Hi All,
I am trying to find the duplicates in three formats EXACT MATCH, FUZZY Match 95% and 90%. I have completed EXACT MATCHES using Sort required fields and using Multi Row formula.
But I am stuck at Fuzzy match, bcoz it produces more duplicates and I find it difficult to append original columns after Fuzzy match tool and also it creates an error "You have found a bug, pls replicates let us know we shall fix it".
End goal should be in below format
1. Group of similar rows should form a Cluster_ID. For example, if 10 rows are similar after fuzzy match 95% then it should form a unique ID.

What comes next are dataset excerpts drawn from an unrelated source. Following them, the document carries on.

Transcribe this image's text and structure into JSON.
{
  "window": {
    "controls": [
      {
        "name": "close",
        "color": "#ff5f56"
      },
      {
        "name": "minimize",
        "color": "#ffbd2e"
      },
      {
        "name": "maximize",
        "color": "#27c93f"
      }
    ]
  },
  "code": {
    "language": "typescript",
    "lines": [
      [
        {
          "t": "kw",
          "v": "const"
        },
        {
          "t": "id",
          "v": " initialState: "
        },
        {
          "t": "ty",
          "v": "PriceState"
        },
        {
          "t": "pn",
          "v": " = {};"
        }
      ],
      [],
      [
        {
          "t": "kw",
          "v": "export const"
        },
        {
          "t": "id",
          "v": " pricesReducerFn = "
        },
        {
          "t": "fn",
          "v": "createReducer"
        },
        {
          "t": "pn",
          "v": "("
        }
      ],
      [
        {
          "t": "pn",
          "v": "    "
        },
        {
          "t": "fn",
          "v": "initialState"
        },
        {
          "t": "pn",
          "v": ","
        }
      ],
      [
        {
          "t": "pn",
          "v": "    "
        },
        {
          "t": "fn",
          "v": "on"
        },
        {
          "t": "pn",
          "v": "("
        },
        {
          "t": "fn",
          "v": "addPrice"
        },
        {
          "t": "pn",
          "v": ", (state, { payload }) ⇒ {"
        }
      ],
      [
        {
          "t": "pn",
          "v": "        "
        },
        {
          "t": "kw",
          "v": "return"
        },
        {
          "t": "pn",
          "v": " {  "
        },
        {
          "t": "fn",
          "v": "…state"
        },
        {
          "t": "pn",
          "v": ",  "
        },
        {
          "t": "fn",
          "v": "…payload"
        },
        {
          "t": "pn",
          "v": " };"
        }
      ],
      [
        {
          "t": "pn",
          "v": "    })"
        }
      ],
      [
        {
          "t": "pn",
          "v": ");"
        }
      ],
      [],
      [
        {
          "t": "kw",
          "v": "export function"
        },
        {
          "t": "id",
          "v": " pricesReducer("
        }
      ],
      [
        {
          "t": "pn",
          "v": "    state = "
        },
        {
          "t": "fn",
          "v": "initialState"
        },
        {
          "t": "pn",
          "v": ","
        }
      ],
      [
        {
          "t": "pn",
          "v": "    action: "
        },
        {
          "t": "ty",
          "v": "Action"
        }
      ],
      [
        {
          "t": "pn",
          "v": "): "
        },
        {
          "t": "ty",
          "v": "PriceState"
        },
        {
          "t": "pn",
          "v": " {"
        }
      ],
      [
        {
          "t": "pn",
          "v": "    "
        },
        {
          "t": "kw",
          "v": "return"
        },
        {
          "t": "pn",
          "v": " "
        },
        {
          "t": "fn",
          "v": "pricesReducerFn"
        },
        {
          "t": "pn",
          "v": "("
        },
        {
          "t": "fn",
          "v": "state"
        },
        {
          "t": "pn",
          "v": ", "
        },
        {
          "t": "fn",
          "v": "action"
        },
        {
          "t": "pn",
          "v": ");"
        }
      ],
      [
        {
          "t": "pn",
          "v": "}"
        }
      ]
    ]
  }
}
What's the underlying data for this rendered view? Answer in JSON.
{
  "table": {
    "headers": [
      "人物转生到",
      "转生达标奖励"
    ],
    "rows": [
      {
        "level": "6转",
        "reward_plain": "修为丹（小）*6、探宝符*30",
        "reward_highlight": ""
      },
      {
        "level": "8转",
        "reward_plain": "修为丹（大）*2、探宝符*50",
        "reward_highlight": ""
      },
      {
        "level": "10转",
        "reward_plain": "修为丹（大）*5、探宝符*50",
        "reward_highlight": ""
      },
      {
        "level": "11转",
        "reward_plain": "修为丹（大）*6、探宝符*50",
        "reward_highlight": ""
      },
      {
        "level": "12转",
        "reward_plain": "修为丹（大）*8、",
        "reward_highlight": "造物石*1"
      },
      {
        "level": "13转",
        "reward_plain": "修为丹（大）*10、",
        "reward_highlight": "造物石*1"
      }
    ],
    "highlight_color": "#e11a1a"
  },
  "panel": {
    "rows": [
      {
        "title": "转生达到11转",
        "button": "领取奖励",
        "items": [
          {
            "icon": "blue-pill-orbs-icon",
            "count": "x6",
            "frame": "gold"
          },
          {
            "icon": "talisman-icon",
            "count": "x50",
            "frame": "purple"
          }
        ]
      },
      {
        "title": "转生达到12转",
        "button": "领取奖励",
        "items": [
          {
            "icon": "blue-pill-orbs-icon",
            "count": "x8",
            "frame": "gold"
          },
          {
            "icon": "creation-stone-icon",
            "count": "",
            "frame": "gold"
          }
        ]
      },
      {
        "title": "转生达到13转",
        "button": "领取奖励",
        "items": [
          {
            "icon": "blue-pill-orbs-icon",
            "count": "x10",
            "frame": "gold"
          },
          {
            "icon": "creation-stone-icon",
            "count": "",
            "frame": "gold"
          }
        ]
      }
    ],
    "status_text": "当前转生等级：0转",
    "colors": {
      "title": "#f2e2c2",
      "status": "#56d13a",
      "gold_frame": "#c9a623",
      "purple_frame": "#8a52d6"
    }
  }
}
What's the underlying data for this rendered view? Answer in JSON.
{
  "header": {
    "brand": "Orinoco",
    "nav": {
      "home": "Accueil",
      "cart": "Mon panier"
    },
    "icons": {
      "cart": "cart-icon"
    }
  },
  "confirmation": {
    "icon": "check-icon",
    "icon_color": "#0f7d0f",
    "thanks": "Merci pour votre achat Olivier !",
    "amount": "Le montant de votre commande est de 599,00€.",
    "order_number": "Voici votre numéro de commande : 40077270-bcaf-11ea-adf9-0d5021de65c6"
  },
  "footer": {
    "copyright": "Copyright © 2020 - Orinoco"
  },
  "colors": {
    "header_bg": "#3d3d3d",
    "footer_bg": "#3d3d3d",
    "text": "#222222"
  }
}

2. So, if a group has no of rows>2 are eventually duplicate and the unique one which doesnt match with any similar rows should have a count =1 that I will ignore for my analysis.
Fuzzy Match = 95%


Below is the Screenshot of my workflow and also mentioned the END RESULTS for your reference.

Pls kindly help me with this tricky scenarios I am stuck with it.
I am having 6462515 rows of data, with Fuzzy Match 95% I want to find duplicates and Non-duplicates
For example, if duplicates 6000000, the non-duplicates should be 462515. Finally I need to shows case the Duplicates and non duplicates, total should exactly match.
If you want to change Match Style, pls advice me. Its only Name and Address fields alone.